あたしはビードロを片手に、スカートの裾を軽く握る。

気づかれないように小さく、深呼吸する。


「──サクラ先輩の中で、あたしって、可愛いですか?」


「は!? ──あ、ビードロ……あー……」


 サクラ先輩の目がきょろきょろ。


「あたしは先輩とこうやって帰ったりすんの、結構好きなんですけれど、先輩は?」


「まぁ……面白ぇ、し?」


 ビードロをホーム向こうの夕陽に当てると、また綺麗。


「あはっ、ですね。

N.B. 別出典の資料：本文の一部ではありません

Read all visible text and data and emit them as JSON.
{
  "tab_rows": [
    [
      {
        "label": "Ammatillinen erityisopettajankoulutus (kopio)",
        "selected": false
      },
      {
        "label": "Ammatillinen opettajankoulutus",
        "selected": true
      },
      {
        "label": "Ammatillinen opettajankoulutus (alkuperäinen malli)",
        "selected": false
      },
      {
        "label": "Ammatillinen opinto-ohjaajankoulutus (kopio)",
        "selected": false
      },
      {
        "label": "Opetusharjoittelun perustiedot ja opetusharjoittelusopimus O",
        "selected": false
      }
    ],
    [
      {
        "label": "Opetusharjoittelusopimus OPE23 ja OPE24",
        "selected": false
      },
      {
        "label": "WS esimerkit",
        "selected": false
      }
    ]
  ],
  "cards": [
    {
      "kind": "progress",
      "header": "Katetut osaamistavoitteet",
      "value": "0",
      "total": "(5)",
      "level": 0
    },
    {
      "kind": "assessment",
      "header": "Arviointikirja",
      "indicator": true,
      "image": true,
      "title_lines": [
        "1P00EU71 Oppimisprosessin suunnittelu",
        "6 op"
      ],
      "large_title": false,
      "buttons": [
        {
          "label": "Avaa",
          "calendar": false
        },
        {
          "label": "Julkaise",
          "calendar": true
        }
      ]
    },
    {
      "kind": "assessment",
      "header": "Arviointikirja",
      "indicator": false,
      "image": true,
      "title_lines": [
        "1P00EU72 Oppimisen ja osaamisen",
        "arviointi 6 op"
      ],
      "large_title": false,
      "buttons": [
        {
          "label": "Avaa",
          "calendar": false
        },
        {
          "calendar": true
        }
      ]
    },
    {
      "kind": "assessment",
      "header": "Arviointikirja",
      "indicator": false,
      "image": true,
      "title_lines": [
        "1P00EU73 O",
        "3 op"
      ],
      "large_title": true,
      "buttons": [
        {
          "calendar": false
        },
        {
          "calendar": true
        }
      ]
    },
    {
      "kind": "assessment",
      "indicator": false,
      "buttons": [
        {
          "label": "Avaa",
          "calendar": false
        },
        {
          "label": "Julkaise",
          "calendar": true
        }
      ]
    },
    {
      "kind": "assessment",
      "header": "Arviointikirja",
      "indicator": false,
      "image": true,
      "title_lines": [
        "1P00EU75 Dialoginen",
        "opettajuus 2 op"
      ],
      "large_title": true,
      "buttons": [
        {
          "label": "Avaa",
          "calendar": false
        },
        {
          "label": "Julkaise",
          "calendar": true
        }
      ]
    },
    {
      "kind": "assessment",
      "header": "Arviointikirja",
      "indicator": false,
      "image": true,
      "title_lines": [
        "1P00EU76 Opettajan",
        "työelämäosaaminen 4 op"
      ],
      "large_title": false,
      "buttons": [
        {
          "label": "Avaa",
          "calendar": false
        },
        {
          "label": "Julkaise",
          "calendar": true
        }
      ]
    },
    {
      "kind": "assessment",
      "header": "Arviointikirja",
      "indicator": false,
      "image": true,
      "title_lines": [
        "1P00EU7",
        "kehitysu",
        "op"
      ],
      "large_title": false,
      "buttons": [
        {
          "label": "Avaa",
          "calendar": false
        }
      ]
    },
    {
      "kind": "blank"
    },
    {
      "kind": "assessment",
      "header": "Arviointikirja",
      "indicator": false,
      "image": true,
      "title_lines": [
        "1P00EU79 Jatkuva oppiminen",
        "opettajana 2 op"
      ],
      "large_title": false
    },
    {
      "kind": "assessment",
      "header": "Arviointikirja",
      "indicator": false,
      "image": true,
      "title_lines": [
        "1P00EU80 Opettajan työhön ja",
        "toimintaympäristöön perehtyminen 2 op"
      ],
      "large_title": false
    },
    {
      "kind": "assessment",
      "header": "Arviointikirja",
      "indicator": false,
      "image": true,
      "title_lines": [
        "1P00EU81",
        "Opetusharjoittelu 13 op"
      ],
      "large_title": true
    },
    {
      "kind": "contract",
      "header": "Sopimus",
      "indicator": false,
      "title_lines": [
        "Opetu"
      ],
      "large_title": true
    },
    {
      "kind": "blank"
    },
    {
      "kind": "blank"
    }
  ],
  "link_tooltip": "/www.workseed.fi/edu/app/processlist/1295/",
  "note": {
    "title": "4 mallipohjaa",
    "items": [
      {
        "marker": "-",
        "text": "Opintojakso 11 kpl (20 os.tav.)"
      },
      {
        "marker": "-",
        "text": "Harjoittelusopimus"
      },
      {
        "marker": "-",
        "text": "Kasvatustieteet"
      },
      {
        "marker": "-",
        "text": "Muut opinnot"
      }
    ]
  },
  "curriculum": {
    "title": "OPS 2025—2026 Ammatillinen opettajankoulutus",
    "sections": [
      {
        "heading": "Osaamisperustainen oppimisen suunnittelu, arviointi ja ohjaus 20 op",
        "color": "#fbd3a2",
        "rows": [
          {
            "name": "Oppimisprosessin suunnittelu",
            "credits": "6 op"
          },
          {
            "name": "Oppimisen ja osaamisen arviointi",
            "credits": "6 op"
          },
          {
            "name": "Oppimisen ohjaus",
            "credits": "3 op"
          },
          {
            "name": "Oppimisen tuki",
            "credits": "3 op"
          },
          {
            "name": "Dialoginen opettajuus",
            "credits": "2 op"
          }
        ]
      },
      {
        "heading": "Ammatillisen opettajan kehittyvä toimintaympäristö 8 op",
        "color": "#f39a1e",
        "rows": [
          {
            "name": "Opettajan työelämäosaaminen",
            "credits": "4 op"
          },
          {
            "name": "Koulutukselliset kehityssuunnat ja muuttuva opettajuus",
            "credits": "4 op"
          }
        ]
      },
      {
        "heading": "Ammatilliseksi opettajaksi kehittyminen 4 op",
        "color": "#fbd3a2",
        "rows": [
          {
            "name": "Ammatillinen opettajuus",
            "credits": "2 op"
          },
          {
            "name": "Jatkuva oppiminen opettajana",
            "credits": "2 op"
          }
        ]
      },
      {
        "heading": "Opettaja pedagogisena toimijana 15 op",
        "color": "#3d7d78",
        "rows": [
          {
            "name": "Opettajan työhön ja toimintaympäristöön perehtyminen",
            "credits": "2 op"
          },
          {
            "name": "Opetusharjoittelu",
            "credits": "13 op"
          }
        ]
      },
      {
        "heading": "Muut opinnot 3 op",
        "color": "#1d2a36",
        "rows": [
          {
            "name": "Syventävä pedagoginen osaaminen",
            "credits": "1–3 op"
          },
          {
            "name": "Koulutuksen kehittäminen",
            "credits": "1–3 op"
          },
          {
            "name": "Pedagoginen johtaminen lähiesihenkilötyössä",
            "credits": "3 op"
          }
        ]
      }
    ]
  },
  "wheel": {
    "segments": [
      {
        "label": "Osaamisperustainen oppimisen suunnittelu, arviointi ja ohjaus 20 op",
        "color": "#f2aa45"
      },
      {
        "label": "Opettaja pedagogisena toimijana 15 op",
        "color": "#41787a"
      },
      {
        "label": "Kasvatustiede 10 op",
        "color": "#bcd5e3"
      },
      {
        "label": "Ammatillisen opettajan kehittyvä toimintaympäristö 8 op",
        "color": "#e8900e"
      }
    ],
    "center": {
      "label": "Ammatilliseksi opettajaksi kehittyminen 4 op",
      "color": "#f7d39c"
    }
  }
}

それでたまに──心臓弾けそうなんですけれど、これって何なんですかね?」


 今も弾け寸前。

けれど、攻め時。


 あたしはベンチに置かれたサクラ先輩の左手の甲に、突き指した指を置いてみた。

少しびくついた先輩だったけれど、動いたらあたしの指が痛くなる。

だから動けないでいる。


「……ずるくね?」


「それは先輩も」


「ぐぬ……これってその、あれ?」


「おそらく、一緒、ですか?」


 めちゃくちゃ恥ずかしい。

どこを見ていいかわからなくて、だから、サクラ先輩と目が、合った。


「……お前の事、好きっぽい?」


「……先輩の事、好きなのかな?」


 変な質問は同時くらいで、でも、でも、手は、サクラ先輩の手は表を向いて、手のひらが、小指と薬指が、あたしの手を緩く握っている。


「……明日も、一緒に帰る?」


「帰りたいですか?」


 あ、ため息つかれちゃった。

ちょっと質問し過ぎちゃったかな、とアタシはビードロを軽く吹いてみた。

小さく小さく、ガラスの──どきどきする音が鳴る。


 そしてサクラ先輩は少しだけあたしに近づいて、こう言った。


「──明日、好きだって言ってやる」


 ……もう言われたけれど、明日の約束にあたしは瞬間、嬉しいを超えちゃったのでした。